Members also said the organisation’s objectives were boring, it was light on Maori and women members and had failed to attract young people — but let’s focus on the idea that its members want InternetNZ to tackle issues such as what telcos charge users for mobile calls and the ongoing controversy over roaming rates.
If InternetNZ were to become a fully-fledged user group – and diving into the contentious but weirdly compelling world of mobile charges would make it one — where would that leave the Telecommunications Users Association of New Zealand (Tuanz),whose long-standing CEO Ernie Newman is about to retire?
OK, so here is a thought — what about a merger? Why don’t the two organisations come together and form a Superuser group. It would be well funded. InternetNZ collects around $6.5 million a year in domain name fees (a sizeable chunk goes on administering internet address, the rest is used for advocacy work). Tuanz members pay annual fees and the organisation also funds itself through an events programme.

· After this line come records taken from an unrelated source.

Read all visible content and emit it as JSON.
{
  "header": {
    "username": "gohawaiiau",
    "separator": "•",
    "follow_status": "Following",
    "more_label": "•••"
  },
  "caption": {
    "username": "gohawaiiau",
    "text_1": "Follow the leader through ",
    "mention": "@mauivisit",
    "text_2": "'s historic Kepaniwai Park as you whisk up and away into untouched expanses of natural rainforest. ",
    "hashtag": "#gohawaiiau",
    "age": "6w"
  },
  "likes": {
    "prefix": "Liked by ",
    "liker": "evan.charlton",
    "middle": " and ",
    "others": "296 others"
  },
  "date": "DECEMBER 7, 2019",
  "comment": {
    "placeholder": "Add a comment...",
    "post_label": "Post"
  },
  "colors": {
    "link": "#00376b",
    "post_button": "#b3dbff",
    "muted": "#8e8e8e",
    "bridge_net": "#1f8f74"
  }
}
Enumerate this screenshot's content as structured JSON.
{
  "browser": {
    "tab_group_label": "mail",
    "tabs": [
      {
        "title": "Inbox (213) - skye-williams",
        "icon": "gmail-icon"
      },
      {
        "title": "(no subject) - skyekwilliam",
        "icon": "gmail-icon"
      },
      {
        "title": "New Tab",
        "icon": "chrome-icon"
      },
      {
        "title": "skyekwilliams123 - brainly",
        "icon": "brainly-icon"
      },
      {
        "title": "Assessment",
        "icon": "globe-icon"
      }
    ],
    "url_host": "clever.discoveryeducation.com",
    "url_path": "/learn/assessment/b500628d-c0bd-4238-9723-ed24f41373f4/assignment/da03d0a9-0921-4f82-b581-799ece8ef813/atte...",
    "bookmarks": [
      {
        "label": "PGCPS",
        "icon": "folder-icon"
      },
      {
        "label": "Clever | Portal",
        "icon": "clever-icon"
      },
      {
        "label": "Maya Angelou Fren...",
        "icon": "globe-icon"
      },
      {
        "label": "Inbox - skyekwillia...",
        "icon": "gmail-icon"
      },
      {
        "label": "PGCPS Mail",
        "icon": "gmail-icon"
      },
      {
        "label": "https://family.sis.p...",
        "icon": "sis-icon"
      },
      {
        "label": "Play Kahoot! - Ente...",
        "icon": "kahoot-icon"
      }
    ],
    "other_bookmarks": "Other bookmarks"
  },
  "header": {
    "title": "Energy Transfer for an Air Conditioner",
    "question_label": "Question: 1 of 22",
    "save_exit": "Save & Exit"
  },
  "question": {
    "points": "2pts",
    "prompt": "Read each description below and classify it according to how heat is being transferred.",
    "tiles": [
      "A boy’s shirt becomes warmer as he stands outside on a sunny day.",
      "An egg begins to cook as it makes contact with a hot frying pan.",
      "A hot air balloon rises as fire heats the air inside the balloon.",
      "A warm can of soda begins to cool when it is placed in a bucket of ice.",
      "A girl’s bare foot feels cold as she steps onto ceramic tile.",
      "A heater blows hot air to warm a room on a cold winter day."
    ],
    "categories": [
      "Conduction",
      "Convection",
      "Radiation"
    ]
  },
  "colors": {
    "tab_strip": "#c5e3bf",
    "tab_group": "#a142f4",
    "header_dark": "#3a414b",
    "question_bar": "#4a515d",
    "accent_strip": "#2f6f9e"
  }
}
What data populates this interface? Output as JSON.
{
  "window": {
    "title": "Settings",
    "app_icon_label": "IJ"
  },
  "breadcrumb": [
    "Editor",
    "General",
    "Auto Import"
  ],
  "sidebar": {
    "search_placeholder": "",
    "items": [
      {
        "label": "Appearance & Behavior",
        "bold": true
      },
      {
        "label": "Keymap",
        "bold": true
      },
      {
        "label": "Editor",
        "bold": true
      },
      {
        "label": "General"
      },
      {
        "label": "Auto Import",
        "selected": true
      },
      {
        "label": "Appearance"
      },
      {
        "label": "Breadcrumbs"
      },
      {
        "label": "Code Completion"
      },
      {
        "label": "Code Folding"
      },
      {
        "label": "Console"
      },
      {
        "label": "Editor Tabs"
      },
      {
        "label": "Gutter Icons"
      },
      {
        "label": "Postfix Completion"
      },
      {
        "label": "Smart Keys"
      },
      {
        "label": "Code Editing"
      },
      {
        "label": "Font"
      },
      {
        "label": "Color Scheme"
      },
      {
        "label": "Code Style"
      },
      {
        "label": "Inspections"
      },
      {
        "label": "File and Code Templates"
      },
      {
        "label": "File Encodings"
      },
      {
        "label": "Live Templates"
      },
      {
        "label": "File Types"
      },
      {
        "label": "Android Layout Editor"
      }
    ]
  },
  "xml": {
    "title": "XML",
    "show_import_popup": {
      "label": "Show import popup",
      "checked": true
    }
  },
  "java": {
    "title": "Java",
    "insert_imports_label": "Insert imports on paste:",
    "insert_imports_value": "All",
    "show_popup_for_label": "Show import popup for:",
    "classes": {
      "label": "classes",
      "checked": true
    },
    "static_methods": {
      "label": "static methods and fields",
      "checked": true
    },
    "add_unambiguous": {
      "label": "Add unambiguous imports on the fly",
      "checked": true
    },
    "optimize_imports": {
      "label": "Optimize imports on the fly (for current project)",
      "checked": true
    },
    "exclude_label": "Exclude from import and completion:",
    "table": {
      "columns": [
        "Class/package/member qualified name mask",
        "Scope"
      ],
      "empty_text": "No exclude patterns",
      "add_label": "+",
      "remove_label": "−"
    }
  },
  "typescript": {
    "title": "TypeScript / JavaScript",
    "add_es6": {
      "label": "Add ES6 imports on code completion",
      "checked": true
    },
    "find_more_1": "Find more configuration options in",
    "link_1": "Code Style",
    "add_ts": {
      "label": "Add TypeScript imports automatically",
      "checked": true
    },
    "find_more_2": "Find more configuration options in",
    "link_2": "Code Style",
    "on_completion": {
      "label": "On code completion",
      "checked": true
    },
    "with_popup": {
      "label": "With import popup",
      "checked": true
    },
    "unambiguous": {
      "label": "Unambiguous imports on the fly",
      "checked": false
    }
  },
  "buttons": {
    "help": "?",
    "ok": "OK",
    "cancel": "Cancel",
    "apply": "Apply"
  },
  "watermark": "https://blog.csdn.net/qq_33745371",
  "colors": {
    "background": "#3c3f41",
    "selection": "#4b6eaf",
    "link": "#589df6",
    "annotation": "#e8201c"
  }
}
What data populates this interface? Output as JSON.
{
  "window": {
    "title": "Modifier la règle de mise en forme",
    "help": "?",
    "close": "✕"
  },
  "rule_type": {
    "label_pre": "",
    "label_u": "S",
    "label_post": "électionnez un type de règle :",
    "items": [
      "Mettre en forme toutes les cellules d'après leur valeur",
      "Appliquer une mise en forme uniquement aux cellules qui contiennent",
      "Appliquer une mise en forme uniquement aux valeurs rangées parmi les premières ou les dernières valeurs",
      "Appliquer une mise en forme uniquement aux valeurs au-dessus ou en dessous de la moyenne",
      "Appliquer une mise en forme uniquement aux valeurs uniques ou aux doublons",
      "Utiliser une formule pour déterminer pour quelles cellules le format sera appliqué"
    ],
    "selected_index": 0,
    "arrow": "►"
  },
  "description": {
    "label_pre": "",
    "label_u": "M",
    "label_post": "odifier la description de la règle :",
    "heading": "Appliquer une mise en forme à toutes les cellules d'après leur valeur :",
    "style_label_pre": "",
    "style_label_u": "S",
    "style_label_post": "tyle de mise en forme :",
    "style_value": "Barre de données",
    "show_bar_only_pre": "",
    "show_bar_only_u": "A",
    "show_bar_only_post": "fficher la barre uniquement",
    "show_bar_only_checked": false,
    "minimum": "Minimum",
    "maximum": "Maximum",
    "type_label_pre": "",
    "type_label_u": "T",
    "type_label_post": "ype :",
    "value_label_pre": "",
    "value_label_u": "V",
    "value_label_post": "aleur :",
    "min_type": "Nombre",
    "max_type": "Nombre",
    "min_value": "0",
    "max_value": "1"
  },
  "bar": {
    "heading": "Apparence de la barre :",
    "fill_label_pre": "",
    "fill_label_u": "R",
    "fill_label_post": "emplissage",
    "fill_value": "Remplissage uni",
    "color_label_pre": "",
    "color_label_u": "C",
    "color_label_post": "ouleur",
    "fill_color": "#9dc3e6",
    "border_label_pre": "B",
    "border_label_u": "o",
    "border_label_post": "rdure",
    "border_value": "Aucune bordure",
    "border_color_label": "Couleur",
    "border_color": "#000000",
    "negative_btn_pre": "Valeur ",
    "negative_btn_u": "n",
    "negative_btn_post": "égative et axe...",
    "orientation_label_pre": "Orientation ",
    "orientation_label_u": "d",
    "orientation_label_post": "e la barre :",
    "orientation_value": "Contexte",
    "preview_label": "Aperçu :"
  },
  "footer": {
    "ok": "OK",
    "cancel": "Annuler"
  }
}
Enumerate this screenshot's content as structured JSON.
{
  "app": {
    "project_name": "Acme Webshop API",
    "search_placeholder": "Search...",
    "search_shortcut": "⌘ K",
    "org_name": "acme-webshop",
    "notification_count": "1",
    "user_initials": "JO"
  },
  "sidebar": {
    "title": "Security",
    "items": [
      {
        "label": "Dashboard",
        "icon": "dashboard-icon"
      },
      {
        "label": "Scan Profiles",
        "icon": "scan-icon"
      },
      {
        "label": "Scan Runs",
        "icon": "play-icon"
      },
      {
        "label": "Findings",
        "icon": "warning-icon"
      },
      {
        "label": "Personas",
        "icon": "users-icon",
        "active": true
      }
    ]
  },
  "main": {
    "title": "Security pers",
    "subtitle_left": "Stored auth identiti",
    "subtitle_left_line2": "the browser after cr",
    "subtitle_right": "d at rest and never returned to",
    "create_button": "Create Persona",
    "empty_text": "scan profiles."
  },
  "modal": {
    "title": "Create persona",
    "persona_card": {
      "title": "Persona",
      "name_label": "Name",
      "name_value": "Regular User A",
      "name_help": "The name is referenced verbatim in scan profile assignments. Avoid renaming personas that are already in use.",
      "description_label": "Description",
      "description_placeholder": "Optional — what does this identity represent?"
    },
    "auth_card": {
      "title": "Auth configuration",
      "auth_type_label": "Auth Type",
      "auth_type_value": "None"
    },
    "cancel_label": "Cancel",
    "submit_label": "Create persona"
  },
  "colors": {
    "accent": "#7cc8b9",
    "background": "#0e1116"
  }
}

I know this might seem old ground – a merger has been suggested before and failed to eventuate. I (and by the way I should declare that I was employed by TUANZ from 2006 to 2008) have been told the reasons the two didn’t get together before is because both organisations have different goals. InternetNZ is there to advocate on behalf of the internet as an entity and Tuanz is there for the business user. Well, yeah, kind of hair splitting if you ask me.
But think what a group that advocates on behalf of businesses and consumers, which is well resourced, which has offices in Wellington and Auckland, which has a range of voices able to comment effectively on all user issues – think what that could achieve and how that could keep the telcos and the various government agencies honest.
If eight Auckland councils can become a Supercity then why can’t these two organisations become a Superuser group?